Artificial intelligent assistant

reference for "compactness" coming from topology of convergence in measure I have found this sentence in a paper of F. Delbaen and W. Schachermayer with the title: A compactness principle for bounded sequences of martingales with applications. (can be found here) On page 2, I quote: "If one passes to the case of non-reflexive Banach spaces there is—in general—no analogue to theorem 1.2 pertaining to any bounded sequence $(x_n )_{n\ge 1} $ , the main obstacle being that the unit ball fails to be weakly compact. But sometimes there are Hausdorff topologies on the unit ball of a (non-reflexive) Banach space which have some kind of compactness properties. A noteworthy example is the Banach space $ L^1 (Ω, F, P) $ and the topology of convergence in measure." So I'm looking for a good reference for topology of convergence in measure and this property of "compactness" for $ L^1 $ in probability spaces.
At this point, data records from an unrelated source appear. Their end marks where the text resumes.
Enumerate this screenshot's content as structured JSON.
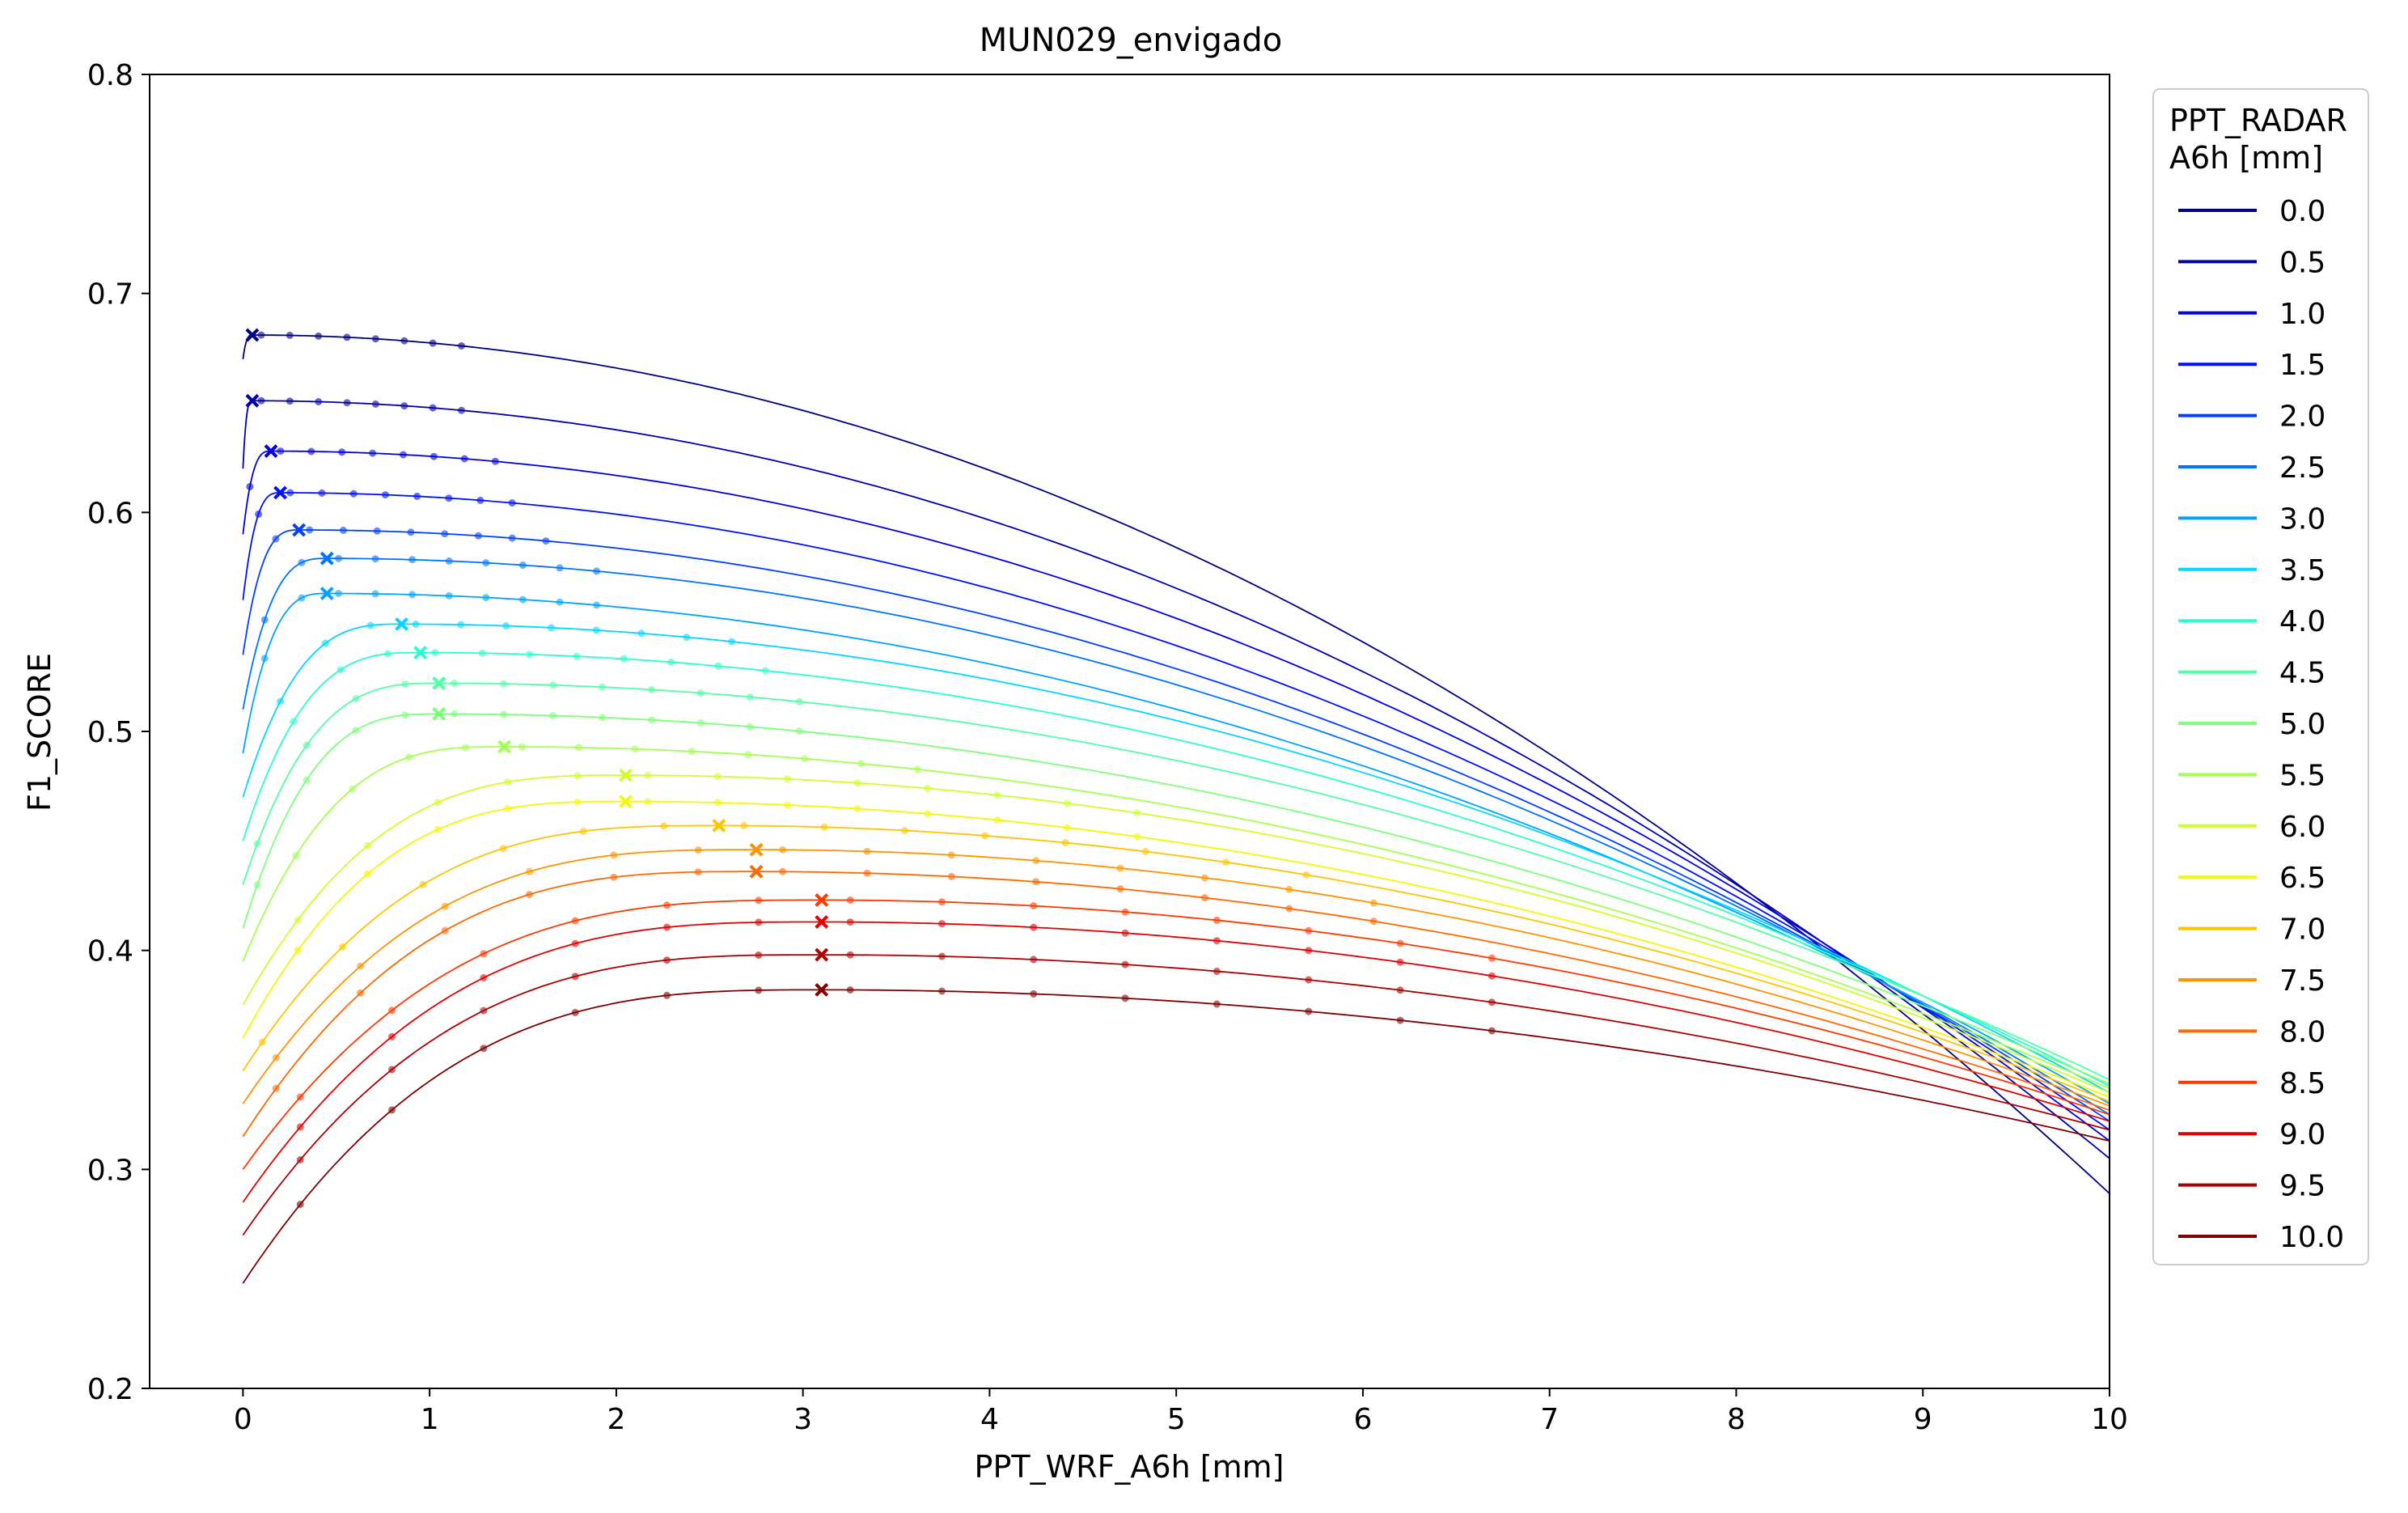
{
  "chart_data": {
    "type": "line",
    "title": "MUN029_envigado",
    "xlabel": "PPT_WRF_A6h [mm]",
    "ylabel": "F1_SCORE",
    "xlim": [
      -0.5,
      10
    ],
    "ylim": [
      0.2,
      0.8
    ],
    "xticks": [
      0,
      1,
      2,
      3,
      4,
      5,
      6,
      7,
      8,
      9,
      10
    ],
    "yticks": [
      0.2,
      0.3,
      0.4,
      0.5,
      0.6,
      0.7,
      0.8
    ],
    "grid": false,
    "legend": {
      "title_line1": "PPT_RADAR",
      "title_line2": "A6h [mm]",
      "placement": "outside-right-top"
    },
    "markers": {
      "sample_points": "dot",
      "optimum": "x"
    },
    "series": [
      {
        "name": "0.0",
        "color": "#00007f",
        "start": 0.67,
        "peak_x": 0.05,
        "peak": 0.681,
        "end": 0.289
      },
      {
        "name": "0.5",
        "color": "#0000a8",
        "start": 0.62,
        "peak_x": 0.05,
        "peak": 0.651,
        "end": 0.305
      },
      {
        "name": "1.0",
        "color": "#0000e3",
        "start": 0.59,
        "peak_x": 0.15,
        "peak": 0.628,
        "end": 0.313
      },
      {
        "name": "1.5",
        "color": "#0010ff",
        "start": 0.56,
        "peak_x": 0.2,
        "peak": 0.609,
        "end": 0.318
      },
      {
        "name": "2.0",
        "color": "#0040ff",
        "start": 0.535,
        "peak_x": 0.3,
        "peak": 0.592,
        "end": 0.322
      },
      {
        "name": "2.5",
        "color": "#0074ff",
        "start": 0.51,
        "peak_x": 0.45,
        "peak": 0.579,
        "end": 0.325
      },
      {
        "name": "3.0",
        "color": "#00a4ff",
        "start": 0.49,
        "peak_x": 0.45,
        "peak": 0.563,
        "end": 0.33
      },
      {
        "name": "3.5",
        "color": "#00d8ff",
        "start": 0.47,
        "peak_x": 0.85,
        "peak": 0.549,
        "end": 0.335
      },
      {
        "name": "4.0",
        "color": "#29ffce",
        "start": 0.45,
        "peak_x": 0.95,
        "peak": 0.536,
        "end": 0.338
      },
      {
        "name": "4.5",
        "color": "#53ffa4",
        "start": 0.43,
        "peak_x": 1.05,
        "peak": 0.522,
        "end": 0.341
      },
      {
        "name": "5.0",
        "color": "#7dff7a",
        "start": 0.41,
        "peak_x": 1.05,
        "peak": 0.508,
        "end": 0.339
      },
      {
        "name": "5.5",
        "color": "#a4ff53",
        "start": 0.395,
        "peak_x": 1.4,
        "peak": 0.493,
        "end": 0.337
      },
      {
        "name": "6.0",
        "color": "#ceff29",
        "start": 0.375,
        "peak_x": 2.05,
        "peak": 0.48,
        "end": 0.335
      },
      {
        "name": "6.5",
        "color": "#f4f802",
        "start": 0.36,
        "peak_x": 2.05,
        "peak": 0.468,
        "end": 0.333
      },
      {
        "name": "7.0",
        "color": "#ffc400",
        "start": 0.345,
        "peak_x": 2.55,
        "peak": 0.457,
        "end": 0.331
      },
      {
        "name": "7.5",
        "color": "#ff9400",
        "start": 0.33,
        "peak_x": 2.75,
        "peak": 0.446,
        "end": 0.329
      },
      {
        "name": "8.0",
        "color": "#ff6800",
        "start": 0.315,
        "peak_x": 2.75,
        "peak": 0.436,
        "end": 0.327
      },
      {
        "name": "8.5",
        "color": "#ff3800",
        "start": 0.3,
        "peak_x": 3.1,
        "peak": 0.423,
        "end": 0.325
      },
      {
        "name": "9.0",
        "color": "#e30000",
        "start": 0.285,
        "peak_x": 3.1,
        "peak": 0.413,
        "end": 0.322
      },
      {
        "name": "9.5",
        "color": "#ad0000",
        "start": 0.27,
        "peak_x": 3.1,
        "peak": 0.398,
        "end": 0.318
      },
      {
        "name": "10.0",
        "color": "#7f0000",
        "start": 0.248,
        "peak_x": 3.1,
        "peak": 0.382,
        "end": 0.313
      }
    ]
  }
}
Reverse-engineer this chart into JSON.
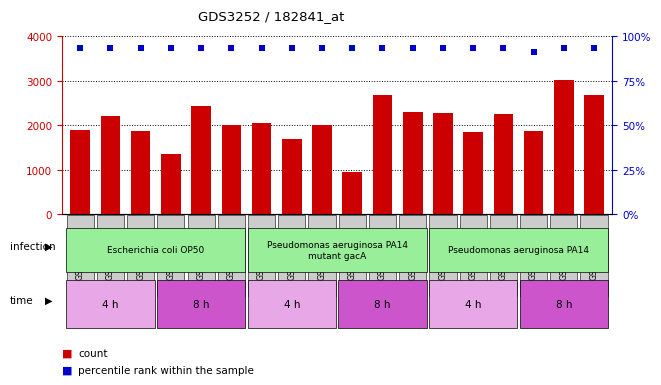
{
  "title": "GDS3252 / 182841_at",
  "samples": [
    "GSM135322",
    "GSM135323",
    "GSM135324",
    "GSM135325",
    "GSM135326",
    "GSM135327",
    "GSM135328",
    "GSM135329",
    "GSM135330",
    "GSM135340",
    "GSM135355",
    "GSM135365",
    "GSM135382",
    "GSM135383",
    "GSM135384",
    "GSM135385",
    "GSM135386",
    "GSM135387"
  ],
  "counts": [
    1900,
    2200,
    1880,
    1360,
    2420,
    2000,
    2050,
    1680,
    2000,
    960,
    2680,
    2300,
    2280,
    1840,
    2250,
    1870,
    3020,
    2680
  ],
  "percentile": [
    93,
    93,
    93,
    93,
    93,
    93,
    93,
    93,
    93,
    93,
    93,
    93,
    93,
    93,
    93,
    91,
    93,
    93
  ],
  "bar_color": "#cc0000",
  "dot_color": "#0000cc",
  "ylim_left": [
    0,
    4000
  ],
  "ylim_right": [
    0,
    100
  ],
  "yticks_left": [
    0,
    1000,
    2000,
    3000,
    4000
  ],
  "yticks_right": [
    0,
    25,
    50,
    75,
    100
  ],
  "grid_color": "#000000",
  "infection_groups": [
    {
      "label": "Escherichia coli OP50",
      "start": 0,
      "end": 6,
      "color": "#99ee99"
    },
    {
      "label": "Pseudomonas aeruginosa PA14\nmutant gacA",
      "start": 6,
      "end": 12,
      "color": "#99ee99"
    },
    {
      "label": "Pseudomonas aeruginosa PA14",
      "start": 12,
      "end": 18,
      "color": "#99ee99"
    }
  ],
  "time_groups": [
    {
      "label": "4 h",
      "start": 0,
      "end": 3,
      "color": "#e8a8e8"
    },
    {
      "label": "8 h",
      "start": 3,
      "end": 6,
      "color": "#cc55cc"
    },
    {
      "label": "4 h",
      "start": 6,
      "end": 9,
      "color": "#e8a8e8"
    },
    {
      "label": "8 h",
      "start": 9,
      "end": 12,
      "color": "#cc55cc"
    },
    {
      "label": "4 h",
      "start": 12,
      "end": 15,
      "color": "#e8a8e8"
    },
    {
      "label": "8 h",
      "start": 15,
      "end": 18,
      "color": "#cc55cc"
    }
  ],
  "infection_label": "infection",
  "time_label": "time",
  "legend_count_label": "count",
  "legend_percentile_label": "percentile rank within the sample",
  "bg_color": "#ffffff",
  "tick_bg_color": "#cccccc"
}
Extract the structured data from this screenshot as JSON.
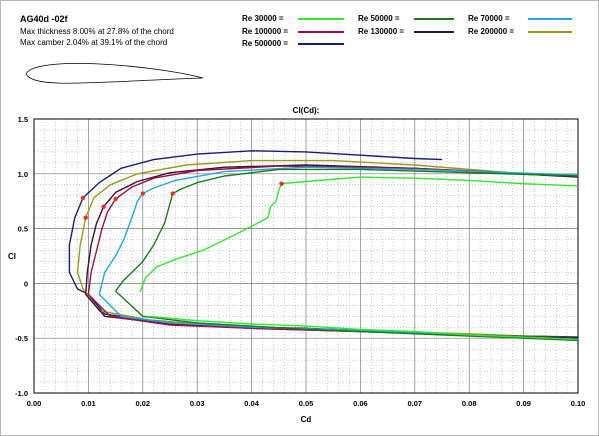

Thx math

So that this question has an answer: t.b.'s comment suggests that the quotes passage relates to the paper's Theorem 1.3, which states:

> **Theorem.** Given a bounded sequence $(f_n)_{n \ge 1} \in L^1(\Omega, \mathcal{F}, \mathbb{P})$ then there are convex combinations $$g_n \in \operatorname{conv}(f_n, f_{n+1}, \dots)$$ such that $(g_n)_{n \ge 1}$ converges in measure to some $g_0 \in L^1(\Omega, \mathcal{F}, \mathbb{P})$.

This is indeed "some kind of compactness property" as it guarantees convergence after passing to convex combinations.